Find if a point is inside a triangle using weighted averages

I have been watching this series on khancademy and in it they try to explain how to find out if a ray intersects a triangle. They do a good job explaining how to find the point of intersection of the plane of the triangle but they do an incomplete job of explaining how after that checking if the point is in the triangle is done.

They explain that you can use weighted averages to calculate this by first calculating them and then checking if it's negative or not but in the explanation in the exercises they only pick points of triangles that can exactly be added or subtracted from each other to cancel out. thus being useless for any other situation (which i need because i'm trying to make a ray tracer).

So i want to know how can you calculate the weights of the points that together make up the weighted average

For instance you have 3 points A, B and C each with their xyz value and you have an intersection point I. What do the weights of A,B and C have to be to get point I.

exercises https://www.khanacademy.org/partner-content/pixar/rendering/rendering-2/e/triangle-intersection-3d (notice how in these exercises they pick points that are always able to cancel each other out which makes their method in the exercises useless when trying to make a ray tracer)

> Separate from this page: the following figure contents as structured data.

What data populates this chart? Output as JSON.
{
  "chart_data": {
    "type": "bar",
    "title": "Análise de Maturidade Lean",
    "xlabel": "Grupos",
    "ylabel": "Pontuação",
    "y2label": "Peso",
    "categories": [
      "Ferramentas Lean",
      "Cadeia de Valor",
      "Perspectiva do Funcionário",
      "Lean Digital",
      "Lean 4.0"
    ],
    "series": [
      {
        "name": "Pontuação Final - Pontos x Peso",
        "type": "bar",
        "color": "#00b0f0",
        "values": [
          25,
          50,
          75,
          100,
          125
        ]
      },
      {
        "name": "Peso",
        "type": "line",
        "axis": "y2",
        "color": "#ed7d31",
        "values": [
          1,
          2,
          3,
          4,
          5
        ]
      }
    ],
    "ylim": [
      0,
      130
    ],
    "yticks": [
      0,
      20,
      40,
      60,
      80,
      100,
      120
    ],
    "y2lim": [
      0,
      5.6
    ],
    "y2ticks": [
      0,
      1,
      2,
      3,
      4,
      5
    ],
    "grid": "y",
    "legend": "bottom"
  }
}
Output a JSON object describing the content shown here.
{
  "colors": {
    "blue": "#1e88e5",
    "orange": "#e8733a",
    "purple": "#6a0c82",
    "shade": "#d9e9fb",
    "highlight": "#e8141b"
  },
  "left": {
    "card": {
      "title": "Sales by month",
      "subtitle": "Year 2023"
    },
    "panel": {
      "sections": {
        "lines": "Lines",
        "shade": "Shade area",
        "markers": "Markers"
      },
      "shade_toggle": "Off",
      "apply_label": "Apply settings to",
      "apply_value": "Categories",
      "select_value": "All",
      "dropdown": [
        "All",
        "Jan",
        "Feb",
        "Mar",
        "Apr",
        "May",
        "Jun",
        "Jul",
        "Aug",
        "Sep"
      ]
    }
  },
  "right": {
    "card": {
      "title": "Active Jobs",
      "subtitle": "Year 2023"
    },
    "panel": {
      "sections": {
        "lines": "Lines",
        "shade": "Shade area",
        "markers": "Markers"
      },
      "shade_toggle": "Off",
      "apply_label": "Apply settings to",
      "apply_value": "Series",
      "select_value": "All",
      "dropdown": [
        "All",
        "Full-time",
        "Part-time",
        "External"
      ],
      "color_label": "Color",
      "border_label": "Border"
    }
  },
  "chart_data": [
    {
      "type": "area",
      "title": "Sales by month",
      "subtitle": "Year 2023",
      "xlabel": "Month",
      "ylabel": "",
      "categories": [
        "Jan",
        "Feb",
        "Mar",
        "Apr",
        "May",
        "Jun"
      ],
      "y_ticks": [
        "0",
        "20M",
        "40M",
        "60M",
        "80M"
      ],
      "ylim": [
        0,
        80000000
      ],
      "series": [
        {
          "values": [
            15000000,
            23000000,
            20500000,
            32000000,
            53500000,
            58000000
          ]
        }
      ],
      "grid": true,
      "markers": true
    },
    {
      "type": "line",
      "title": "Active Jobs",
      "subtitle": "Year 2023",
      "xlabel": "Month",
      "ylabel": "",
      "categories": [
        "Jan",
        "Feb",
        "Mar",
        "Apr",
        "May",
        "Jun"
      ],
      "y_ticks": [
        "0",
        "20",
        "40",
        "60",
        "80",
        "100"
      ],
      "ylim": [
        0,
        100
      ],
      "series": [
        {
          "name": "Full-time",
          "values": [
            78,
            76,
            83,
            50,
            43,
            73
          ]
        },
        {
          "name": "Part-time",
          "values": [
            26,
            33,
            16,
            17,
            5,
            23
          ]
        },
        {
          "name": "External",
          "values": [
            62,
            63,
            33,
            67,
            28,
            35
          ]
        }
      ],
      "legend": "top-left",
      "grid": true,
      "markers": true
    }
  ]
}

But, if not, the basic idea is that the "weights" (also known as "barycentric coordinates") are areas of certain triangles. When you say they "cancel out", maybe you mean that they add up to $1$. This will always be the case -- if you take any point in the plane of the triangle, the sum of its barycentric coordinates will be equal to $1$. This is a mathematical fact; it's not because the Kahn folks chose some special unrealistic examples.